Mais là, dans ces petites rues pavées et ses plus grandes artères, je suis systématiquement impressionnée par le nombre de filles et de femmes mal habillées. Nous avons d'une part, celles qui sont moulées dans des tenues vulgaires, saucissonnées dans une illusion de "mode" affichée dans les magazines peoples (non, pour moi Paris Hilton n'est pas mode, elle est vulgaire). Et d'autre part, nous avons celles qui sont perdues dans des vêtements masculins et des joggings. J'ai horreur des joggings ! Pourtant, nous ne sommes pas au milieu du Limousin (et je parle en connaissance de cause), mais à seulement 30 km de Lyon. Certes, ce n'est pas une généralisation, et je rencontre des personnes qui sont tout de même bien habillées. Mais tout de même.

Quelle est alors le lien avec ces petites boutiques cheap qui fleurissent dans la ville ? Les filles sont habillée vulgairement parce qu'elles n'ont que ces boutiques ou les boutiques s'installent parce qu'il y a une demande de la part des filles ?
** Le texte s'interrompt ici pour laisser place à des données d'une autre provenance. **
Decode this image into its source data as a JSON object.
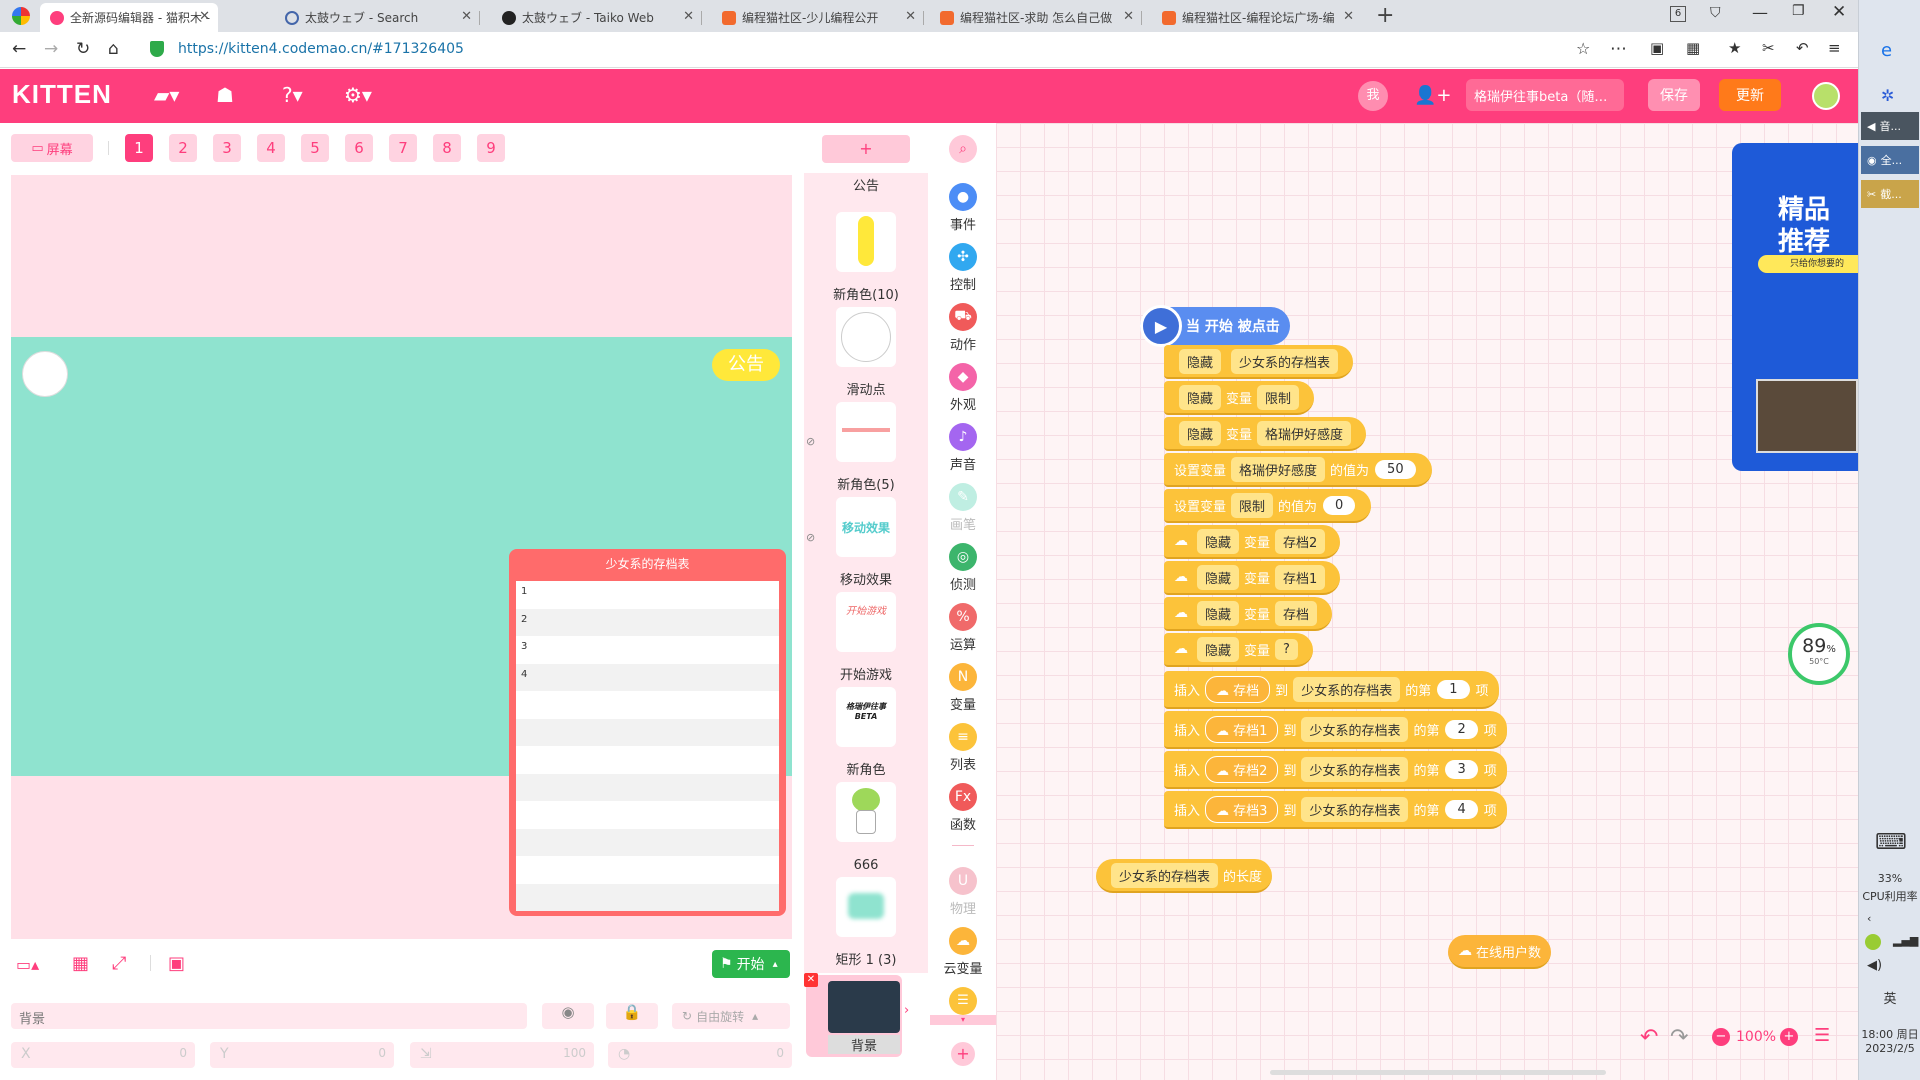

Et quand je vais à Paris, c'est l'inverse. Je suis impressionnée par ces filles hyper-fashion, maquillées à la perfection et perchées sur leurs stiletto à toute heure du jour ou de la nuit. J'en viens à me sentir gauche, dans mes converses (oui, je suis une adepte des converses, en alternance avec mes talons). Et pourtant, je me sens bien plus à l'aise dans la faune fashionnisée parisienne qu'au milieu des demoiselles en jogging.

Et vous, avez-vous déjà remarqué ce genre de phénomène ? Comment le ressentez-vous ? Ou, au contraire, vous ne vous sentez pas concerné(e)s par ces variations de look ?
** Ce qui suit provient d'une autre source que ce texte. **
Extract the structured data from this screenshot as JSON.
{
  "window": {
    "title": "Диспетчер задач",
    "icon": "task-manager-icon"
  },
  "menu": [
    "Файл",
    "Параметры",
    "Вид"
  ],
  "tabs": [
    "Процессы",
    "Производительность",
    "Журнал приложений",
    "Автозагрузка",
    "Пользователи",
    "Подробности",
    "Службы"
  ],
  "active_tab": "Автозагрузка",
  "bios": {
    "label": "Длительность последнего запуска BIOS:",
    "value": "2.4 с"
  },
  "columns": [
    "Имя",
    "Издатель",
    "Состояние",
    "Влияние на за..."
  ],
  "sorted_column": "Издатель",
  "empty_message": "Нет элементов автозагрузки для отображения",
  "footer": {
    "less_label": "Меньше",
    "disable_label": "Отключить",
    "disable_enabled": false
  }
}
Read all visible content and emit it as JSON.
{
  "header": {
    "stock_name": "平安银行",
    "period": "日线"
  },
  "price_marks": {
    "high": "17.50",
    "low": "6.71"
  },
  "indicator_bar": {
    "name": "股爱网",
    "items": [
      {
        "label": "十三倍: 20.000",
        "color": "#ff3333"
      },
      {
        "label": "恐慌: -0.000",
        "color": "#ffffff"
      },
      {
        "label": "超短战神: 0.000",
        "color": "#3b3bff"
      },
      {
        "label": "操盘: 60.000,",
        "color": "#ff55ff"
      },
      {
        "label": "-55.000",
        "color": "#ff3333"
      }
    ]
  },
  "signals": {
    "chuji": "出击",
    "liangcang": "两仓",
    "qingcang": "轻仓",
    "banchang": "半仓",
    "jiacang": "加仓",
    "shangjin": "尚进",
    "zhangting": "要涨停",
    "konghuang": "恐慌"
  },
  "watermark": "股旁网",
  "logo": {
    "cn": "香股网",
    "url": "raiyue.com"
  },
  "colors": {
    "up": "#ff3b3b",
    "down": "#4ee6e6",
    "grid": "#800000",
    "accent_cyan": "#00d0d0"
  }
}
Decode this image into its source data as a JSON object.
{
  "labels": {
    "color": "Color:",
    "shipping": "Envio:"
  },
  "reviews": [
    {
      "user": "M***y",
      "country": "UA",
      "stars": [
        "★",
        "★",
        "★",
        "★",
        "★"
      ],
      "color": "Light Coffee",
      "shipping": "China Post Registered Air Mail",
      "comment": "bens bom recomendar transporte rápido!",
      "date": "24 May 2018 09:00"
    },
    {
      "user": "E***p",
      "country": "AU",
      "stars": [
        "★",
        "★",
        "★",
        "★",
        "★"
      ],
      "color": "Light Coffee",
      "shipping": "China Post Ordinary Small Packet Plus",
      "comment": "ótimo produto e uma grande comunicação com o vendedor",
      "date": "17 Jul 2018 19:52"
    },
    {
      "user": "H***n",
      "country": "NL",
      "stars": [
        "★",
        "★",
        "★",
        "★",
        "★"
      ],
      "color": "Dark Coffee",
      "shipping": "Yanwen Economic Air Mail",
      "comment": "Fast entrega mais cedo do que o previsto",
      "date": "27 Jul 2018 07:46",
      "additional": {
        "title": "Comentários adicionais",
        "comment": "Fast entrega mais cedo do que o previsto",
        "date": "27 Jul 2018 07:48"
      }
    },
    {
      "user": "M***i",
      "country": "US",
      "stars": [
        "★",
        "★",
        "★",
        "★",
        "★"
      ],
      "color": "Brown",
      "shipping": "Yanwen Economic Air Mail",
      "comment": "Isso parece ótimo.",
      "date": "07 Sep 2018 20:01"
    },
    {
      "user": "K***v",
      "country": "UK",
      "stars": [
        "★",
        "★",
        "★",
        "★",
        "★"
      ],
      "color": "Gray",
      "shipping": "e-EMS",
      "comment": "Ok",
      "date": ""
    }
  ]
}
Édition le 27/01 : Mais peut-être cela me saute-t-il aux yeux parce que je n'aime pas la ville de Bourgoin, alors que j'adore Paris...
Rendez-vous sur Hellocoton !

18 commentaires:

  1. En ce qui concerne Aix, c'est un peu comme un mini Paris. On y repere facilement la bourgeoisie dans les grandes rues, qui sont d'ailleurs envahies de boutiques prestigieuses.. (quelle torture de passer devant le comptoir des cotonniers ou Sonia Rykiel pour aller chez Pimkie...)
    Je me sens gauche aussi, avec mes jeans, les kickers et mon manteau en laine un peu roots, j'ai de plus en plus envie d'ameliorer tout ça, et de changer ce look de lyceenne pour quelque chose de plus feminin.... Y'a du boulot !

    RépondreSupprimer
  2. Mais non, Loute, il n'y a pas "du boulot", tu as du potentiel ;-)

    Mais je vois ce que tu veux dire, et je suis dans cette phase de changement aussi. Je fais du tri dans mes armoires, pour virer les tenues "lycéennes", pour faire rentrer des vêtements plus féminins, plus adaptés à mon boulot et à l'image que je souhaite renvoyer. Mais tu as encore du temps, miss =)

    RépondreSupprimer
  3. Ca dépend des villes de province en fait... Je vis à Paris et de temps en temps je vais à Bordeaux, et je trouve que les filles sont habillées comme à Paris.

    RépondreSupprimer
  4. Sans aller dans de tels extrêmes, j'ai moi même expérimentée ces différences de look et de mentalité face aux looks entre deux "grandes" villes relativement proches : Tours et Orléans (mon lieu d'étude et mon lieu de vie). Si à Tours je peux porter mes talons hauts et mes tenues "sophistiquées" (pas tenue de soirée non plus hein) sans croiser le moindre regard interloqué, à Orléans c'est une tout autre histoire. J'entends des réflexions du genre "matez moi la bourgeoise" pour les plus polies.
    A Orléans le look général est plus vulgaire (beaucoup de petite pouffe habillée à la Paris Hilton ou toute "star" de la télé réalité...) alors qu'à Tours, beaucoup plus de "modeuses" sans aller à l'exagération parisienne non plus. Je pense que chaque ville à son univers, c'est d'ailleurs pour cette raison qu'on ne trouve pas les mêmes vêtements dans la même boutique mais dans telle ou telle ville !

    RépondreSupprimer
  5. J'ai peut-être un peu forcé le trait, mais Micro, tu exprimes assez bien ce que je ressens. Je ne me sens pas aussi à l'aise avec mes talons ou mes tenues "travaillées" à Bourgoin-Jallieu qu'à Paris.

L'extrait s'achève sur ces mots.